Friday, August 17, 2007

Deportation nearer for paralyzed Sikh man

The Globe and Mail

August 16, 2007

VANCOUVER -- A failed refugee claimant who sought sanctuary in an Abbotsford Sikh temple but landed in jail after he made a brief trip to the hospital is a step closer to deportation.

An Immigration and Refugee Board of Canada member yesterday ordered Laibar Singh, 48, to remain in custody until arrangements can be made for him to be flown home to India on Monday.

It was a disappointing decision for the ailing Mr. Singh, who was partly paralyzed by an aneurysm last fall. Too infirm to attend the hearing, he listened to the proceedings from a cellphone at the North Fraser Pretrial Centre in Port Coquitlam, where he's being cared for by medical staff.

Throngs of supporters from British Columbia's Sikh community lined up for more than an hour to get one of 50 seats available in the small immigration hearing room.

Mr. Singh's lawyer, who had hoped to get his client released, was saddened by the development and appealed to Immigration Minister Diane Finley to intervene and permit Mr. Singh to remain in Canada.

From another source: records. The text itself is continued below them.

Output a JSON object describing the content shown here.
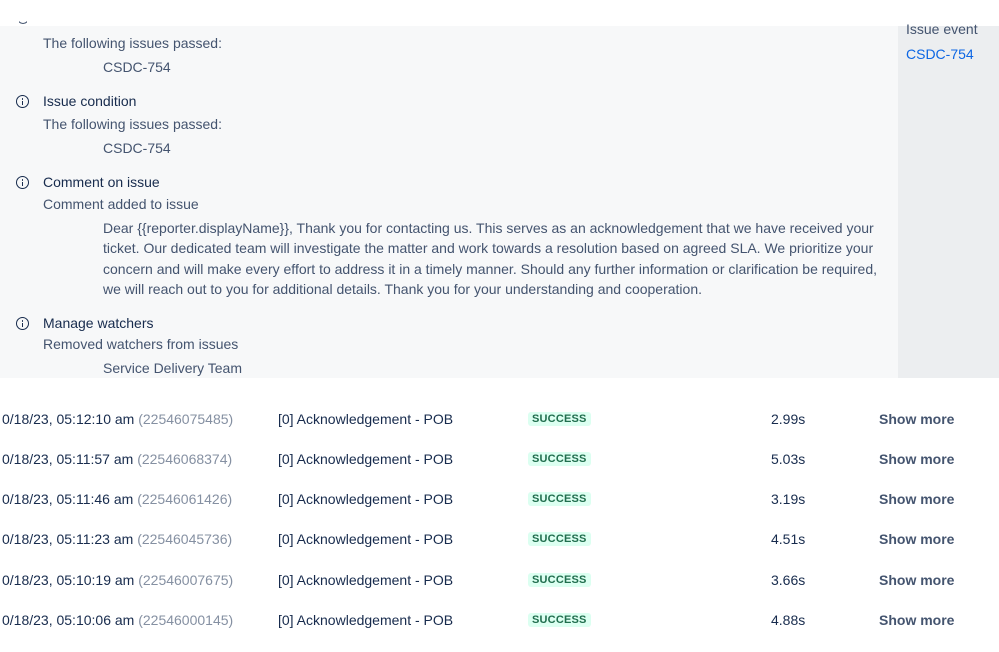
{
  "side": {
    "label": "Issue event",
    "link": "CSDC-754"
  },
  "details": {
    "top_sub": "The following issues passed:",
    "top_value": "CSDC-754",
    "items": [
      {
        "title": "Issue condition",
        "sub": "The following issues passed:",
        "value": "CSDC-754"
      },
      {
        "title": "Comment on issue",
        "sub": "Comment added to issue",
        "value": "Dear {{reporter.displayName}}, Thank you for contacting us. This serves as an acknowledgement that we have received your ticket. Our dedicated team will investigate the matter and work towards a resolution based on agreed SLA. We prioritize your concern and will make every effort to address it in a timely manner. Should any further information or clarification be required, we will reach out to you for additional details. Thank you for your understanding and cooperation."
      },
      {
        "title": "Manage watchers",
        "sub": "Removed watchers from issues",
        "value": "Service Delivery Team"
      }
    ]
  },
  "log": {
    "show_more_label": "Show more",
    "rows": [
      {
        "date": "0/18/23, 05:12:10 am",
        "id": "(22546075485)",
        "rule": "[0] Acknowledgement - POB",
        "status": "SUCCESS",
        "duration": "2.99s"
      },
      {
        "date": "0/18/23, 05:11:57 am",
        "id": "(22546068374)",
        "rule": "[0] Acknowledgement - POB",
        "status": "SUCCESS",
        "duration": "5.03s"
      },
      {
        "date": "0/18/23, 05:11:46 am",
        "id": "(22546061426)",
        "rule": "[0] Acknowledgement - POB",
        "status": "SUCCESS",
        "duration": "3.19s"
      },
      {
        "date": "0/18/23, 05:11:23 am",
        "id": "(22546045736)",
        "rule": "[0] Acknowledgement - POB",
        "status": "SUCCESS",
        "duration": "4.51s"
      },
      {
        "date": "0/18/23, 05:10:19 am",
        "id": "(22546007675)",
        "rule": "[0] Acknowledgement - POB",
        "status": "SUCCESS",
        "duration": "3.66s"
      },
      {
        "date": "0/18/23, 05:10:06 am",
        "id": "(22546000145)",
        "rule": "[0] Acknowledgement - POB",
        "status": "SUCCESS",
        "duration": "4.88s"
      }
    ]
  },
  "colors": {
    "success_bg": "#dcfff1",
    "success_text": "#216e4e",
    "link": "#0c66e4"
  }
}
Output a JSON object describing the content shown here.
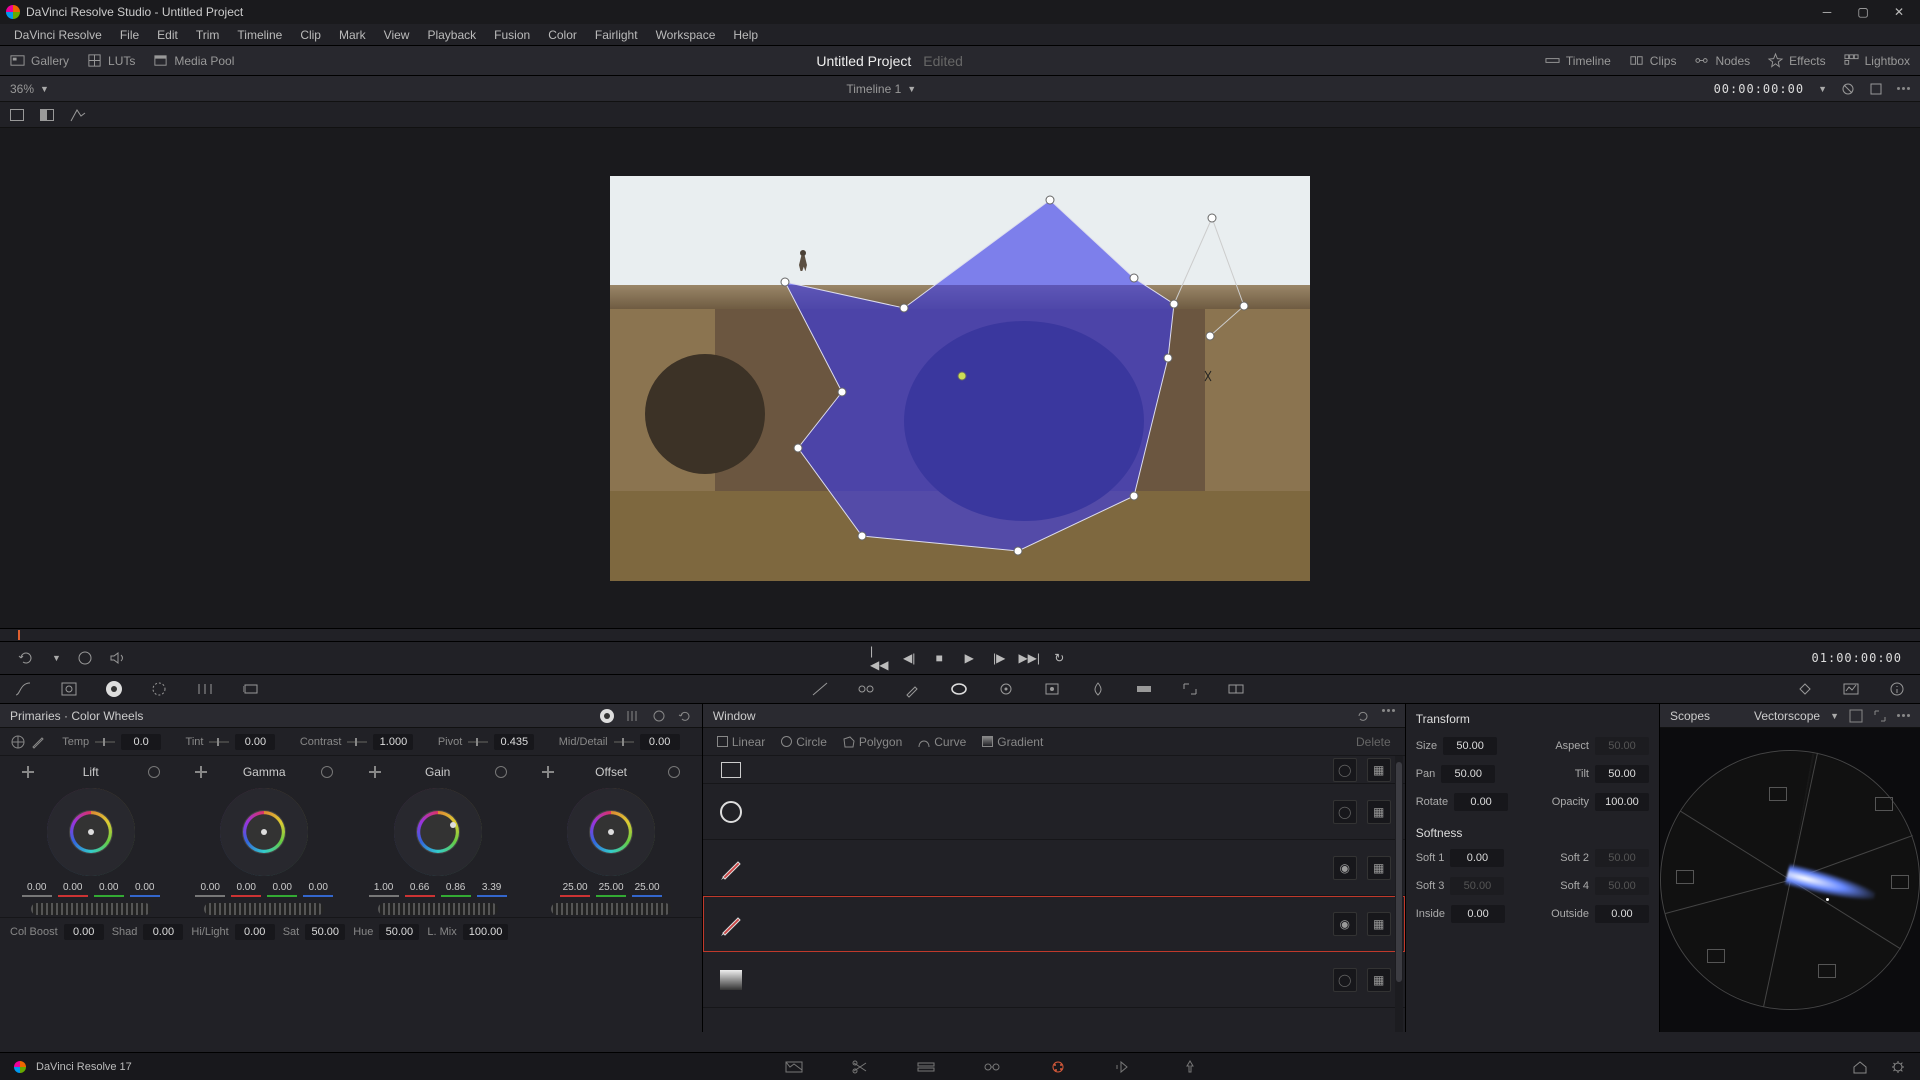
{
  "app_title": "DaVinci Resolve Studio - Untitled Project",
  "menus": [
    "DaVinci Resolve",
    "File",
    "Edit",
    "Trim",
    "Timeline",
    "Clip",
    "Mark",
    "View",
    "Playback",
    "Fusion",
    "Color",
    "Fairlight",
    "Workspace",
    "Help"
  ],
  "toprow": {
    "left": [
      {
        "icon": "gallery",
        "label": "Gallery"
      },
      {
        "icon": "luts",
        "label": "LUTs"
      },
      {
        "icon": "mediapool",
        "label": "Media Pool"
      }
    ],
    "title": "Untitled Project",
    "status": "Edited",
    "right": [
      {
        "icon": "timeline",
        "label": "Timeline"
      },
      {
        "icon": "clips",
        "label": "Clips"
      },
      {
        "icon": "nodes",
        "label": "Nodes"
      },
      {
        "icon": "effects",
        "label": "Effects"
      },
      {
        "icon": "lightbox",
        "label": "Lightbox"
      }
    ]
  },
  "subrow": {
    "zoom": "36%",
    "timeline": "Timeline 1",
    "tc": "00:00:00:00"
  },
  "transport": {
    "tc": "01:00:00:00"
  },
  "primaries": {
    "title": "Primaries · Color Wheels",
    "adjust": {
      "temp_label": "Temp",
      "temp": "0.0",
      "tint_label": "Tint",
      "tint": "0.00",
      "contrast_label": "Contrast",
      "contrast": "1.000",
      "pivot_label": "Pivot",
      "pivot": "0.435",
      "md_label": "Mid/Detail",
      "md": "0.00"
    },
    "wheels": [
      {
        "name": "Lift",
        "v": [
          "0.00",
          "0.00",
          "0.00",
          "0.00"
        ]
      },
      {
        "name": "Gamma",
        "v": [
          "0.00",
          "0.00",
          "0.00",
          "0.00"
        ]
      },
      {
        "name": "Gain",
        "v": [
          "1.00",
          "0.66",
          "0.86",
          "3.39"
        ]
      },
      {
        "name": "Offset",
        "v": [
          "25.00",
          "25.00",
          "25.00"
        ]
      }
    ],
    "bottom": {
      "colboost_label": "Col Boost",
      "colboost": "0.00",
      "shad_label": "Shad",
      "shad": "0.00",
      "hilight_label": "Hi/Light",
      "hilight": "0.00",
      "sat_label": "Sat",
      "sat": "50.00",
      "hue_label": "Hue",
      "hue": "50.00",
      "lmix_label": "L. Mix",
      "lmix": "100.00"
    }
  },
  "window": {
    "title": "Window",
    "tools": {
      "linear": "Linear",
      "circle": "Circle",
      "polygon": "Polygon",
      "curve": "Curve",
      "gradient": "Gradient",
      "delete": "Delete"
    }
  },
  "transform": {
    "title": "Transform",
    "size_label": "Size",
    "size": "50.00",
    "aspect_label": "Aspect",
    "aspect": "50.00",
    "pan_label": "Pan",
    "pan": "50.00",
    "tilt_label": "Tilt",
    "tilt": "50.00",
    "rotate_label": "Rotate",
    "rotate": "0.00",
    "opacity_label": "Opacity",
    "opacity": "100.00",
    "softness_title": "Softness",
    "s1_label": "Soft 1",
    "s1": "0.00",
    "s2_label": "Soft 2",
    "s2": "50.00",
    "s3_label": "Soft 3",
    "s3": "50.00",
    "s4_label": "Soft 4",
    "s4": "50.00",
    "inside_label": "Inside",
    "inside": "0.00",
    "outside_label": "Outside",
    "outside": "0.00"
  },
  "scopes": {
    "title": "Scopes",
    "mode": "Vectorscope"
  },
  "footer": {
    "app": "DaVinci Resolve 17"
  }
}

"Given the huge amount of community support here, it would be remiss on the part of the minister to not speak to this personally," Zool Suleman told reporters outside the downtown office building where the hearing occurred.

Mr. Singh's plight has galvanized Sikhs across British Columbia's Lower Mainland, especially in Abbotsford, where he was holed up for a month.

Supporter Surdev Singh Jatana said fellow Sikhs were prepared to shelter Mr. Singh indefinitely and pay his medical expenses until his condition improved.

"We never thought in a country like Canada that this would happen," Mr. Jatana said. "He was getting better and most of us were wanting him to get better, and be able to look after his children."

Mr. Singh, a widowed father of four, entered Canada illegally in 2003 and soon after made a refugee claim, alleging he faced persecution by Punjabi police because he had been falsely linked to a Khalistan nationalist group whose goal is to form a Sikh state. His claim, made in Montreal, was rejected and he was ordered deported, but he fled to Vancouver.

Mr. Singh's children are all in India.

But the lawyer for the Canada Border Services Agency painted Mr. Singh's actions in Canada in a darker light.

Gregory Zuck told the hearing Mr. Singh has been dodging authorities since his refugee claim was rejected three years ago. He failed to show up for ordered appointments with immigration authorities, then moved from Montreal to Vancouver without providing a change of address.

After he fell ill in Vancouver, border services withdrew Mr. Singh's arrest warrant until he recovered.

Then, one day before Mr. Singh's scheduled deportation last month, a visitor appeared at the Vancouver long-term care centre where he was being treated, Mr. Zuck said, and asked to take Mr. Singh to a temple to pray.

Mr. Singh vowed to return but did not.

At the time, border officials had arranged for a private plane, complete with private nurse and doctor, to take Mr. Singh back to India. The tab was nearly $69,000, which is still owed to the private aircraft company, Mr. Zuck said.

Canadian authorities had also arranged for Mr. Singh to be taken to a renowned New Delhi hospital to be assessed.

However, Mr. Suleman argued that his client won't get proper care in India, noting he doesn't have the money to pay for top-quality rehabilitative care.

The lawyer asserted that Canadian authorities, in arresting Mr. Singh in the hospital, breached a long-held tradition to respect the walls of a place of worship. The only reason Mr. Singh left the temple earlier this month was to get needed medical treatment for an infection, Mr. Suleman said.

Immigration and Refugee Board member Otto Nupponen said he sympathized with Mr. Singh but refused to release him, saying he posed a flight risk.

"Mr. Singh is in a truly difficult position," Mr. Nupponen said, but added Canadian officials have shown restraint and sensitivity in dealing with his case.

"Canada Border Services Agency went to great lengths to ensure the removal order was effected as suitably and compassionately as possible."